Let's say we get the probability of each value, then we accumulate the probability of each value, and the result is uniformly placed on a number axis for each increment. Let's take 10 values to illustrate the problem, such as:



[I] represents the first value, the horizontal axis (0-0.1) represents the probability of [1], (0.5-0.75) represents the probability of [7], (0-0.75) represents [1] to [7] the probability of accumulation and.
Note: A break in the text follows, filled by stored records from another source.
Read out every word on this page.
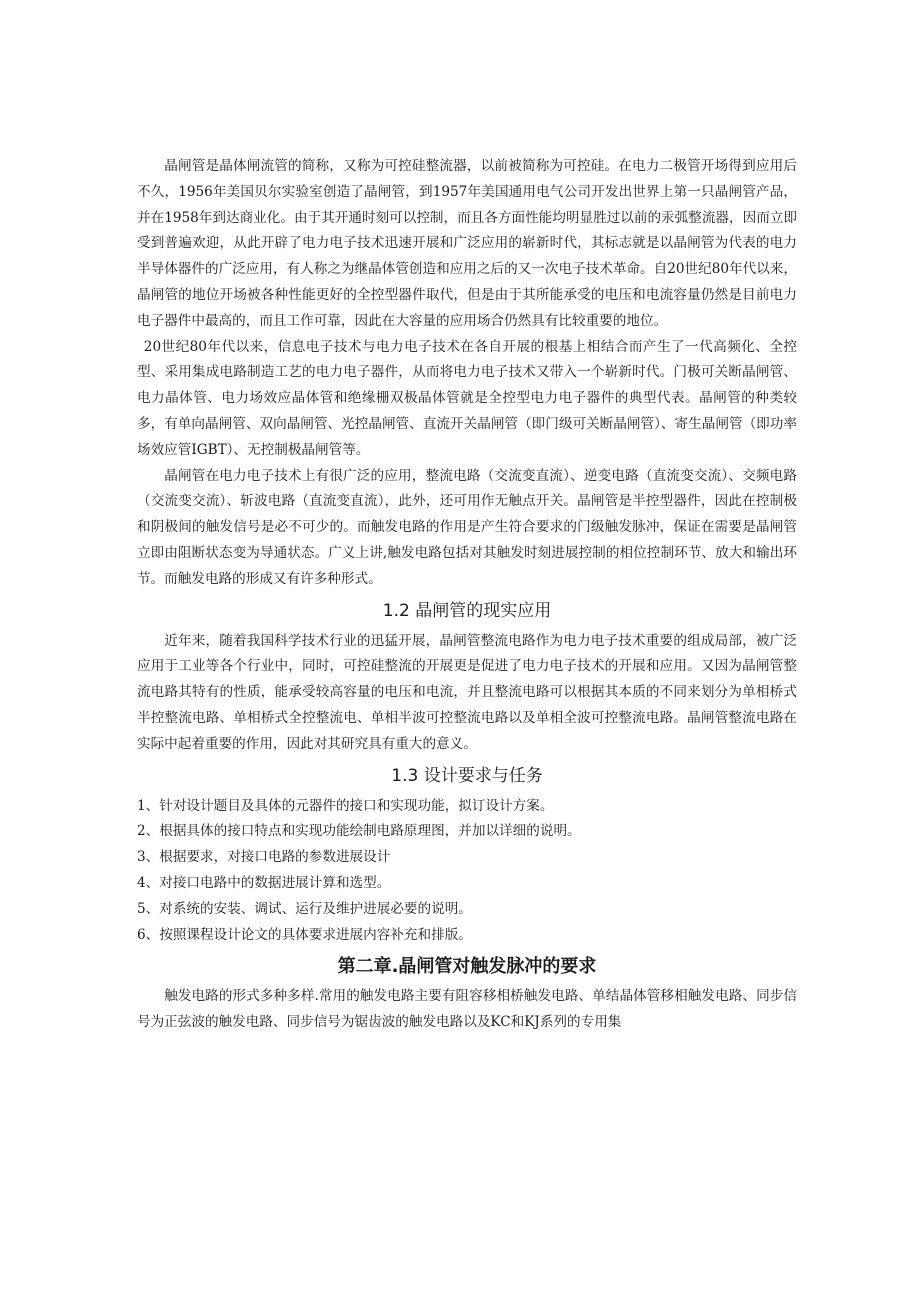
晶闸管是晶体闸流管的简称，又称为可控硅整流器，以前被简称为可控硅。在电力二极管开场得到应用后不久，1956年美国贝尔实验室创造了晶闸管，到1957年美国通用电气公司开发出世界上第一只晶闸管产品，并在1958年到达商业化。由于其开通时刻可以控制，而且各方面性能均明显胜过以前的汞弧整流器，因而立即受到普遍欢迎，从此开辟了电力电子技术迅速开展和广泛应用的崭新时代，其标志就是以晶闸管为代表的电力半导体器件的广泛应用，有人称之为继晶体管创造和应用之后的又一次电子技术革命。自20世纪80年代以来，晶闸管的地位开场被各种性能更好的全控型器件取代，但是由于其所能承受的电压和电流容量仍然是目前电力电子器件中最高的，而且工作可靠，因此在大容量的应用场合仍然具有比较重要的地位。

20世纪80年代以来，信息电子技术与电力电子技术在各自开展的根基上相结合而产生了一代高频化、全控型、采用集成电路制造工艺的电力电子器件，从而将电力电子技术又带入一个崭新时代。门极可关断晶闸管、电力晶体管、电力场效应晶体管和绝缘栅双极晶体管就是全控型电力电子器件的典型代表。晶闸管的种类较多，有单向晶闸管、双向晶闸管、光控晶闸管、直流开关晶闸管（即门级可关断晶闸管）、寄生晶闸管（即功率场效应管IGBT）、无控制极晶闸管等。

晶闸管在电力电子技术上有很广泛的应用，整流电路（交流变直流）、逆变电路（直流变交流）、交频电路（交流变交流）、斩波电路（直流变直流），此外，还可用作无触点开关。晶闸管是半控型器件，因此在控制极和阴极间的触发信号是必不可少的。而触发电路的作用是产生符合要求的门级触发脉冲，保证在需要是晶闸管立即由阻断状态变为导通状态。广义上讲,触发电路包括对其触发时刻进展控制的相位控制环节、放大和输出环节。而触发电路的形成又有许多种形式。

1.2 晶闸管的现实应用

近年来，随着我国科学技术行业的迅猛开展，晶闸管整流电路作为电力电子技术重要的组成局部，被广泛应用于工业等各个行业中，同时，可控硅整流的开展更是促进了电力电子技术的开展和应用。又因为晶闸管整流电路其特有的性质，能承受较高容量的电压和电流，并且整流电路可以根据其本质的不同来划分为单相桥式半控整流电路、单相桥式全控整流电、单相半波可控整流电路以及单相全波可控整流电路。晶闸管整流电路在实际中起着重要的作用，因此对其研究具有重大的意义。

1.3 设计要求与任务

1、针对设计题目及具体的元器件的接口和实现功能，拟订设计方案。

2、根据具体的接口特点和实现功能绘制电路原理图，并加以详细的说明。

3、根据要求，对接口电路的参数进展设计

4、对接口电路中的数据进展计算和选型。

5、对系统的安装、调试、运行及维护进展必要的说明。

6、按照课程设计论文的具体要求进展内容补充和排版。

第二章.晶闸管对触发脉冲的要求

触发电路的形式多种多样.常用的触发电路主要有阻容移相桥触发电路、单结晶体管移相触发电路、同步信号为正弦波的触发电路、同步信号为锯齿波的触发电路以及KC和KJ系列的专用集
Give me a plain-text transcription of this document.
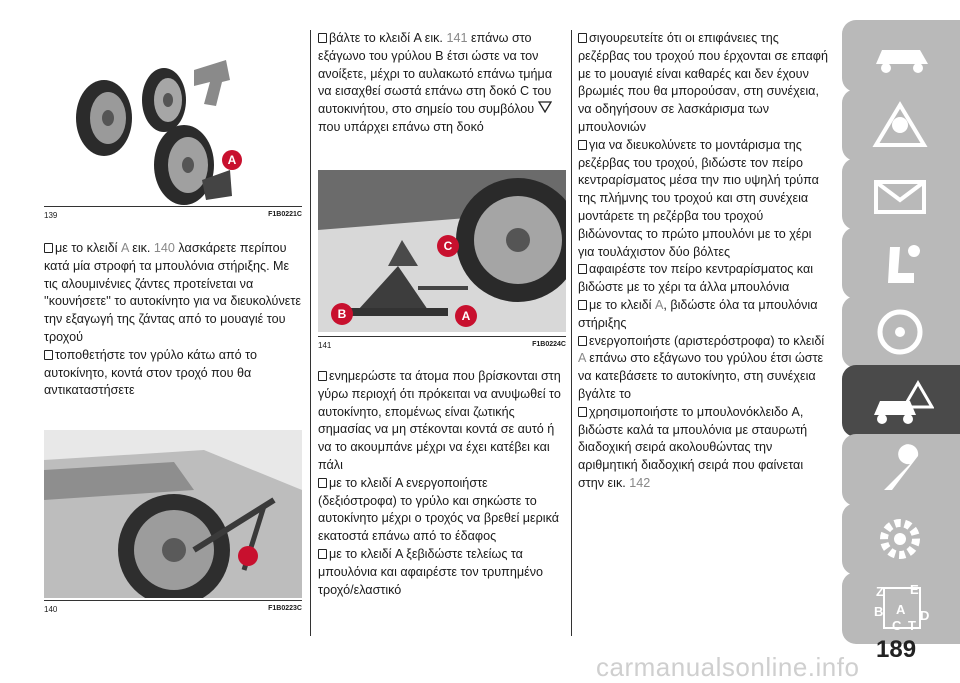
A
139	F1B0221C

με το κλειδί A εικ. 140 λασκάρετε περίπου κατά μία στροφή τα μπουλόνια στήριξης. Με τις αλουμινένιες ζάντες προτείνεται να ''κουνήσετε'' το αυτοκίνητο για να διευκολύνετε την εξαγωγή της ζάντας από το μουαγιέ του τροχού

τοποθετήστε τον γρύλο κάτω από το αυτοκίνητο, κοντά στον τροχό που θα αντικαταστήσετε

140	F1B0223C

βάλτε το κλειδί A εικ. 141 επάνω στο εξάγωνο του γρύλου B έτσι ώστε να τον ανοίξετε, μέχρι το αυλακωτό επάνω τμήμα να εισαχθεί σωστά επάνω στη δοκό C του αυτοκινήτου, στο σημείο του συμβόλου  που υπάρχει επάνω στη δοκό

C
B	A
141	F1B0224C

ενημερώστε τα άτομα που βρίσκονται στη γύρω περιοχή ότι πρόκειται να ανυψωθεί το αυτοκίνητο, επομένως είναι ζωτικής σημασίας να μη στέκονται κοντά σε αυτό ή να το ακουμπάνε μέχρι να έχει κατέβει και πάλι

με το κλειδί A ενεργοποιήστε (δεξιόστροφα) το γρύλο και σηκώστε το αυτοκίνητο μέχρι ο τροχός να βρεθεί μερικά εκατοστά επάνω από το έδαφος

με το κλειδί A ξεβιδώστε τελείως τα μπουλόνια και αφαιρέστε τον τρυπημένο τροχό/ελαστικό

σιγουρευτείτε ότι οι επιφάνειες της ρεζέρβας του τροχού που έρχονται σε επαφή με το μουαγιέ είναι καθαρές και δεν έχουν βρωμιές που θα μπορούσαν, στη συνέχεια, να οδηγήσουν σε λασκάρισμα των μπουλονιών

για να διευκολύνετε το μοντάρισμα της ρεζέρβας του τροχού, βιδώστε τον πείρο κεντραρίσματος μέσα την πιο υψηλή τρύπα της πλήμνης του τροχού και στη συνέχεια μοντάρετε τη ρεζέρβα του τροχού βιδώνοντας το πρώτο μπουλόνι με το χέρι για τουλάχιστον δύο βόλτες

αφαιρέστε τον πείρο κεντραρίσματος και βιδώστε με το χέρι τα άλλα μπουλόνια

με το κλειδί A, βιδώστε όλα τα μπουλόνια στήριξης

ενεργοποιήστε (αριστερόστροφα) το κλειδί A επάνω στο εξάγωνο του γρύλου έτσι ώστε να κατεβάσετε το αυτοκίνητο, στη συνέχεια βγάλτε το

χρησιμοποιήστε το μπουλονόκλειδο A, βιδώστε καλά τα μπουλόνια με σταυρωτή διαδοχική σειρά ακολουθώντας την αριθμητική διαδοχική σειρά που φαίνεται στην εικ. 142

Z E
B A
C T
D
189
carmanualsonline.info
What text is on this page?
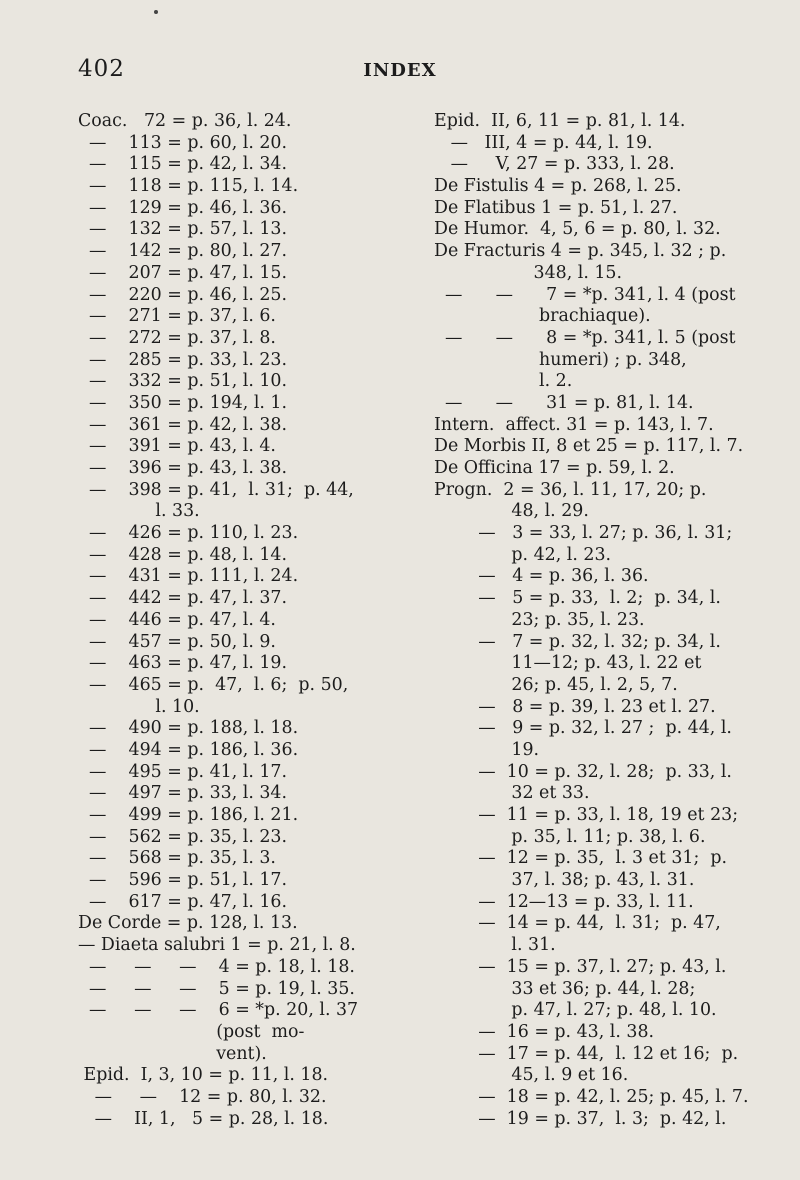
402	INDEX
Coac.   72 = p. 36, l. 24.
—    113 = p. 60, l. 20.
—    115 = p. 42, l. 34.
—    118 = p. 115, l. 14.
—    129 = p. 46, l. 36.
—    132 = p. 57, l. 13.
—    142 = p. 80, l. 27.
—    207 = p. 47, l. 15.
—    220 = p. 46, l. 25.
—    271 = p. 37, l. 6.
—    272 = p. 37, l. 8.
—    285 = p. 33, l. 23.
—    332 = p. 51, l. 10.
—    350 = p. 194, l. 1.
—    361 = p. 42, l. 38.
—    391 = p. 43, l. 4.
—    396 = p. 43, l. 38.
—    398 = p. 41,  l. 31;  p. 44,
l. 33.
—    426 = p. 110, l. 23.
—    428 = p. 48, l. 14.
—    431 = p. 111, l. 24.
—    442 = p. 47, l. 37.
—    446 = p. 47, l. 4.
—    457 = p. 50, l. 9.
—    463 = p. 47, l. 19.
—    465 = p.  47,  l. 6;  p. 50,
l. 10.
—    490 = p. 188, l. 18.
—    494 = p. 186, l. 36.
—    495 = p. 41, l. 17.
—    497 = p. 33, l. 34.
—    499 = p. 186, l. 21.
—    562 = p. 35, l. 23.
—    568 = p. 35, l. 3.
—    596 = p. 51, l. 17.
—    617 = p. 47, l. 16.
De Corde = p. 128, l. 13.
— Diaeta salubri 1 = p. 21, l. 8.
—     —     —    4 = p. 18, l. 18.
—     —     —    5 = p. 19, l. 35.
—     —     —    6 = *p. 20, l. 37
(post  mo-
vent).
Epid.  I, 3, 10 = p. 11, l. 18.
—     —    12 = p. 80, l. 32.
—    II, 1,   5 = p. 28, l. 18.
Epid.  II, 6, 11 = p. 81, l. 14.
—   III, 4 = p. 44, l. 19.
—     V, 27 = p. 333, l. 28.
De Fistulis 4 = p. 268, l. 25.
De Flatibus 1 = p. 51, l. 27.
De Humor.  4, 5, 6 = p. 80, l. 32.
De Fracturis 4 = p. 345, l. 32 ; p.
348, l. 15.
—      —      7 = *p. 341, l. 4 (post
brachiaque).
—      —      8 = *p. 341, l. 5 (post
humeri) ; p. 348,
l. 2.
—      —      31 = p. 81, l. 14.
Intern.  affect. 31 = p. 143, l. 7.
De Morbis II, 8 et 25 = p. 117, l. 7.
De Officina 17 = p. 59, l. 2.
Progn.  2 = 36, l. 11, 17, 20; p.
48, l. 29.
—   3 = 33, l. 27; p. 36, l. 31;
p. 42, l. 23.
—   4 = p. 36, l. 36.
—   5 = p. 33,  l. 2;  p. 34, l.
23; p. 35, l. 23.
—   7 = p. 32, l. 32; p. 34, l.
11—12; p. 43, l. 22 et
26; p. 45, l. 2, 5, 7.
—   8 = p. 39, l. 23 et l. 27.
—   9 = p. 32, l. 27 ;  p. 44, l.
19.
—  10 = p. 32, l. 28;  p. 33, l.
32 et 33.
—  11 = p. 33, l. 18, 19 et 23;
p. 35, l. 11; p. 38, l. 6.
—  12 = p. 35,  l. 3 et 31;  p.
37, l. 38; p. 43, l. 31.
—  12—13 = p. 33, l. 11.
—  14 = p. 44,  l. 31;  p. 47,
l. 31.
—  15 = p. 37, l. 27; p. 43, l.
33 et 36; p. 44, l. 28;
p. 47, l. 27; p. 48, l. 10.
—  16 = p. 43, l. 38.
—  17 = p. 44,  l. 12 et 16;  p.
45, l. 9 et 16.
—  18 = p. 42, l. 25; p. 45, l. 7.
—  19 = p. 37,  l. 3;  p. 42, l.
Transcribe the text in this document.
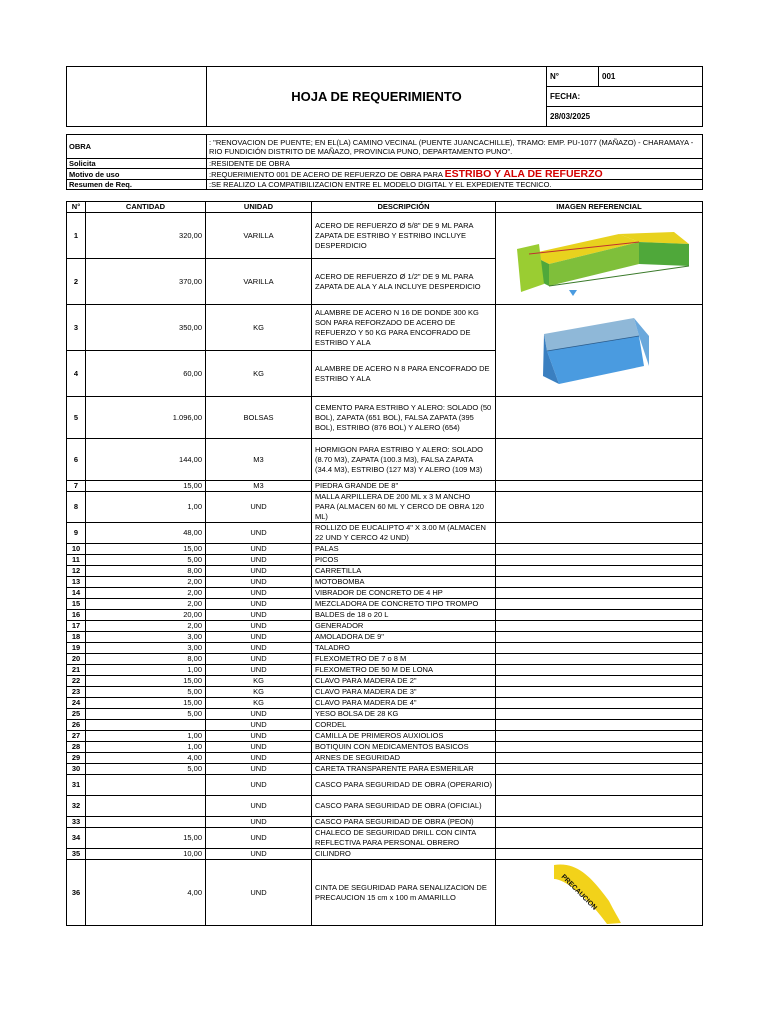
	HOJA DE REQUERIMIENTO	N°	001
FECHA:
28/03/2025
OBRA	: "RENOVACION DE PUENTE; EN EL(LA) CAMINO VECINAL (PUENTE JUANCACHILLE), TRAMO: EMP. PU-1077 (MAÑAZO) - CHARAMAYA - RIO FUNDICIÓN DISTRITO DE MAÑAZO, PROVINCIA PUNO, DEPARTAMENTO PUNO".
Solicita	:RESIDENTE DE OBRA
Motivo de uso	:REQUERIMIENTO 001 DE ACERO DE REFUERZO DE OBRA PARA ESTRIBO Y ALA DE REFUERZO
Resumen de Req.	:SE REALIZO LA COMPATIBILIZACION ENTRE EL MODELO DIGITAL Y EL EXPEDIENTE TECNICO.
N°	CANTIDAD	UNIDAD	DESCRIPCIÓN	IMAGEN REFERENCIAL
1	320,00	VARILLA	ACERO DE REFUERZO Ø 5/8" DE 9 ML PARA ZAPATA DE ESTRIBO Y ESTRIBO INCLUYE DESPERDICIO	

2	370,00	VARILLA	ACERO DE REFUERZO Ø 1/2" DE 9 ML PARA ZAPATA DE ALA Y ALA INCLUYE DESPERDICIO	
3	350,00	KG	ALAMBRE DE ACERO N 16 DE DONDE 300 KG SON PARA REFORZADO DE ACERO DE REFUERZO Y 50 KG PARA ENCOFRADO DE ESTRIBO Y ALA	

4	60,00	KG	ALAMBRE DE ACERO N 8 PARA ENCOFRADO DE ESTRIBO Y ALA	
5	1.096,00	BOLSAS	CEMENTO PARA ESTRIBO Y ALERO: SOLADO (50 BOL), ZAPATA (651 BOL), FALSA ZAPATA (395 BOL), ESTRIBO (876 BOL) Y ALERO (654)	
6	144,00	M3	HORMIGON PARA ESTRIBO Y ALERO: SOLADO (8.70 M3), ZAPATA (100.3 M3), FALSA ZAPATA (34.4 M3), ESTRIBO (127 M3) Y ALERO (109 M3)	
7	15,00	M3	PIEDRA GRANDE DE 8"	
8	1,00	UND	MALLA ARPILLERA DE 200 ML x 3 M ANCHO PARA (ALMACEN 60 ML Y CERCO DE OBRA 120 ML)	
9	48,00	UND	ROLLIZO DE EUCALIPTO 4" X 3.00 M (ALMACEN 22 UND Y CERCO 42 UND)	
10	15,00	UND	PALAS	
11	5,00	UND	PICOS	
12	8,00	UND	CARRETILLA	
13	2,00	UND	MOTOBOMBA	
14	2,00	UND	VIBRADOR DE CONCRETO DE 4 HP	
15	2,00	UND	MEZCLADORA DE CONCRETO TIPO TROMPO	
16	20,00	UND	BALDES de 18 o 20 L	
17	2,00	UND	GENERADOR	
18	3,00	UND	AMOLADORA DE 9"	
19	3,00	UND	TALADRO	
20	8,00	UND	FLEXOMETRO DE 7 o 8 M	
21	1,00	UND	FLEXOMETRO DE 50 M DE LONA	
22	15,00	KG	CLAVO PARA MADERA DE 2"	
23	5,00	KG	CLAVO PARA MADERA DE 3"	
24	15,00	KG	CLAVO PARA MADERA DE 4"	
25	5,00	UND	YESO BOLSA DE 28 KG	
26		UND	CORDEL	
27	1,00	UND	CAMILLA DE PRIMEROS AUXIOLIOS	
28	1,00	UND	BOTIQUIN CON MEDICAMENTOS BASICOS	
29	4,00	UND	ARNES DE SEGURIDAD	
30	5,00	UND	CARETA TRANSPARENTE PARA ESMERILAR	
31		UND	CASCO PARA SEGURIDAD DE OBRA (OPERARIO)	
32		UND	CASCO PARA SEGURIDAD DE OBRA (OFICIAL)	
33		UND	CASCO PARA SEGURIDAD DE OBRA (PEON)	
34	15,00	UND	CHALECO DE SEGURIDAD DRILL CON CINTA REFLECTIVA PARA PERSONAL OBRERO	
35	10,00	UND	CILINDRO	
36	4,00	UND	CINTA DE SEGURIDAD PARA SENALIZACION DE PRECAUCION 15 cm x 100 m AMARILLO	PRECAUCION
Next, for example in MATLAB, use the rand () function to produce a random number with a range of 0-1 evenly distributed, the number generated in the false is 0.65, it falls in the interval (0.5-0.75), and this interval represents the probability of [7]. Thus, we decided to take [7] out as the result of this probability-based filter.

Code attached with MATLAB

% where the number of max_column values, prob represents each
The probability of the% value, Prob_array represents the cumulative probability and
%largest_cumulative_prob represents the cumulative maximum value of probability

For j=1:max_column-1
Prob_array (j+1) = Prob_array (j) +prob (j);
End

Largest_cumulative_prob=prob_array (Max_column);
%largest_cumulative_prob and Prob_array need to do
Percent normalization, not done in the code

Choice = rand () * LARGEST_CUMULATIVE_PROB;

low = 1;
High = Max_column;
while (High> (low+1))
Middle = (high+low)/2;
Middle = floor (middle);
if (Choice > Prob_array (middle))
low = middle;
else high = middle;

End
End
% finally remove low as the result of this screening
% is not explained here, and its thought is the same as in the picture above

This method is suitable for discrete numbers, for consecutive numbers I do not know how to deal with, personal conjecture may use probability density? Hope Big God answer! Method of Selection.
Do not worry about the number of calculations in particular: Do not worry about the number of calculations in particular:
Read a bit of Ndndsim source. The method of generating Zipf distribution inside is interesting. I hope I can give the main reference. Given cumulative distribution functions and ranges such as 1-50. Calculates the cumulative distribution function in an array of 1 to 50 function values. Then a random number is generated with a homogeneous distribution. Then compare the values of the 50 distribution functions in turn. Returns the subscript. Of course, the return subscript can vary with the requirements. 100/rand (1,100) rand (1,rand (1,rand (1,100)) so you can see.
  • Related Article

    Contact Us

    The content source of this page is from Internet, which doesn't represent Alibaba Cloud's opinion; products and services mentioned on that page don't have any relationship with Alibaba Cloud. If the content of the page makes you feel confusing, please write us an email, we will handle the problem within 5 days after receiving your email.

    If you find any instances of plagiarism from the community, please send an email to: info-contact@alibabacloud.com and provide relevant evidence. A staff member will contact you within 5 working days.

    A Free Trial That Lets You Build Big!

    Start building with 50+ products and up to 12 months usage for Elastic Compute Service

    • Sales Support

      1 on 1 presale consultation

    • After-Sales Support

      24/7 Technical Support 6 Free Tickets per Quarter Faster Response

    • Alibaba Cloud offers highly flexible support services tailored to meet your exact needs.